Implement Warm-up Scheduler in Pytorch

We have introduced some warm-up strategies in pytorch. Here are some tutorials:

In this tutorial, we will use an example to show you how to create a warm-up scheduler without package dependency.

Why using warm-up scheduler?

warm-up is a simple, yet effective way of solving the gradient problem in the first iterations when training a model. Optimizer, such as Adam, uses the bias correction factors which however can lead to a higher variance in the adaptive learning rate during the first iterations. Secondly, the iteratively applied Layer Normalization across layers can lead to very high gradients during the first iterations.

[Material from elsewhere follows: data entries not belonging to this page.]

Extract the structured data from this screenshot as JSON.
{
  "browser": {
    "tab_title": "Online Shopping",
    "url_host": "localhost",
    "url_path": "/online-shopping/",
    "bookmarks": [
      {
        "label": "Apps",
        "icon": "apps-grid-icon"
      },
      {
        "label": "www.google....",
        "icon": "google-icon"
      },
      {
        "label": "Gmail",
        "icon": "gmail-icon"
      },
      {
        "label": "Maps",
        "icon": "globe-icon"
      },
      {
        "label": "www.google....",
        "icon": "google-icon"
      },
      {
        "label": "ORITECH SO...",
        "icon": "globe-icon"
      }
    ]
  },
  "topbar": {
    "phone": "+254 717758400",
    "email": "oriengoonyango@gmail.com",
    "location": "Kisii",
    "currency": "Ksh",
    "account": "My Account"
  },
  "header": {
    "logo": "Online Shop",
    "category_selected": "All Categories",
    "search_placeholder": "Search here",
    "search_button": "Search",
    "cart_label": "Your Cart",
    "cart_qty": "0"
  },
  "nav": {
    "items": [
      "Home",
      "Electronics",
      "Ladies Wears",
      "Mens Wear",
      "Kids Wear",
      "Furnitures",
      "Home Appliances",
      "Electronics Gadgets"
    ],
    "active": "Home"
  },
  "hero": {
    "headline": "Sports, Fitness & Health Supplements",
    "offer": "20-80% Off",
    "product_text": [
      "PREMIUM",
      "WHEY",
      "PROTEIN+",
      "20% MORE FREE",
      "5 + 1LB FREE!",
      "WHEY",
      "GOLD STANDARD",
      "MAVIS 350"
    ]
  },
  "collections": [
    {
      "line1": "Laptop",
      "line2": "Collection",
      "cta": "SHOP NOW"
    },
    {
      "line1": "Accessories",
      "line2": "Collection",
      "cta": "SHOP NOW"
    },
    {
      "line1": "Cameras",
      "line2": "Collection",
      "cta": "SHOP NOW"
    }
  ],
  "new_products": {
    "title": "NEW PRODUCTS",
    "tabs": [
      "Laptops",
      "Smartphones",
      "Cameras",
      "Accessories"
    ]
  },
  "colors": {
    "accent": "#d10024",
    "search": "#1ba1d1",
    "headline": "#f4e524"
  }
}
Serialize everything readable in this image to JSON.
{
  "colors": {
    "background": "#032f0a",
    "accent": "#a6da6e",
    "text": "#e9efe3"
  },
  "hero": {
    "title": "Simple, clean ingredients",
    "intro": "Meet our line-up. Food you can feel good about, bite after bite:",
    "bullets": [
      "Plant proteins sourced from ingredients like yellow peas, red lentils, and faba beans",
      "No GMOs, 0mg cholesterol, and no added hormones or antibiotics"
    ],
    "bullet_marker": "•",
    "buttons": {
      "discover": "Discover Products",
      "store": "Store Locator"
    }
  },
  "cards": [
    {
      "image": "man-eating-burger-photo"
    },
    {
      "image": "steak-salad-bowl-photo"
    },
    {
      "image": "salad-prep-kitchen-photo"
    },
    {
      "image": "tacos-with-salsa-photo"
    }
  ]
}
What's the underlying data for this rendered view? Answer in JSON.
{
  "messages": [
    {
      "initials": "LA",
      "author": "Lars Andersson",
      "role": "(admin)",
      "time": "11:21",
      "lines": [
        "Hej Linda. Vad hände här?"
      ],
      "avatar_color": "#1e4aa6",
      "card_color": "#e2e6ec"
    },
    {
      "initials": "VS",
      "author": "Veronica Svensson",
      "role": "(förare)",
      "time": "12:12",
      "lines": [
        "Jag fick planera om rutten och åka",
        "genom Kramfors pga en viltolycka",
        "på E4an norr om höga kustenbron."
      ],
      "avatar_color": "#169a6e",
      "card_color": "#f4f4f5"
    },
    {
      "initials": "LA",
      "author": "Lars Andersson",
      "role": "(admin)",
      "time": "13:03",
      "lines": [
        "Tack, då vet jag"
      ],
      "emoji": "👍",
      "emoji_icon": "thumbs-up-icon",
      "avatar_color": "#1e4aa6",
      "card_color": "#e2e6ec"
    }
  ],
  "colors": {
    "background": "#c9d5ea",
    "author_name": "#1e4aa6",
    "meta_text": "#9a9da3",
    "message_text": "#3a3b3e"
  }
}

How to create a warm-up scheduler?

Here is an example:

import torch
import numpy as np
class CosineWarmupScheduler(torch.optim.lr_scheduler._LRScheduler):
    def __init__(self, optimizer, warmup, max_epoch, min_lr = 1e-9):
        self.warmup = warmup
        self.max_num_iters = max_epoch
        self.min_lr = min_lr
        super().__init__(optimizer)

    def get_lr(self):
        if self.last_epoch ==0 :
            return [self.min_lr]

        lr_factor = self.get_lr_factor(epoch=self.last_epoch)
        return [base_lr * lr_factor for base_lr in self.base_lrs]

    def get_lr_factor(self, epoch):
        lr_factor = 0.5 * (1 + np.cos(np.pi * epoch / self.max_num_iters))
        if epoch <= self.warmup:
            lr_factor *= epoch * 1.0 / self.warmup
        return lr_factor

In this python class, warmup is how many epoch will be warm-uped. It usually can be set: warmup = 0.1*max_epoch.

max_epoch is the total epoch count you plan to train you model, for example, it can be 100.

We can use this warm-up scheduler as follows:

if __name__ == "__main__":
    from matplotlib import pyplot as plt

    lr_list = []
    model = [torch.nn.Parameter(torch.randn(2, 2, requires_grad=True))]
    LR = 0.001
    max_epoch = 200
    warmup_epochs = 0.1*max_epoch

    optimizer = torch.optim.Adam(model, lr=LR, weight_decay=2e-5)
    scheduler = CosineWarmupScheduler(optimizer, warmup_epochs, max_epoch, 1e-7)
    for epoch in range(max_epoch):
        data_size = 1000
        for i in range(data_size):
            optimizer.zero_grad()
            optimizer.step()
        lr_list.append(optimizer.state_dict()['param_groups'][0]['lr'])
        scheduler.step()
    plt.plot(range(max_epoch), lr_list, color='r')
    plt.show()

In this example, we can find the learning rate is 1e-7 when epoch = 0.

Run this code, we will see:

We can find the learning rate is changed in different epoch.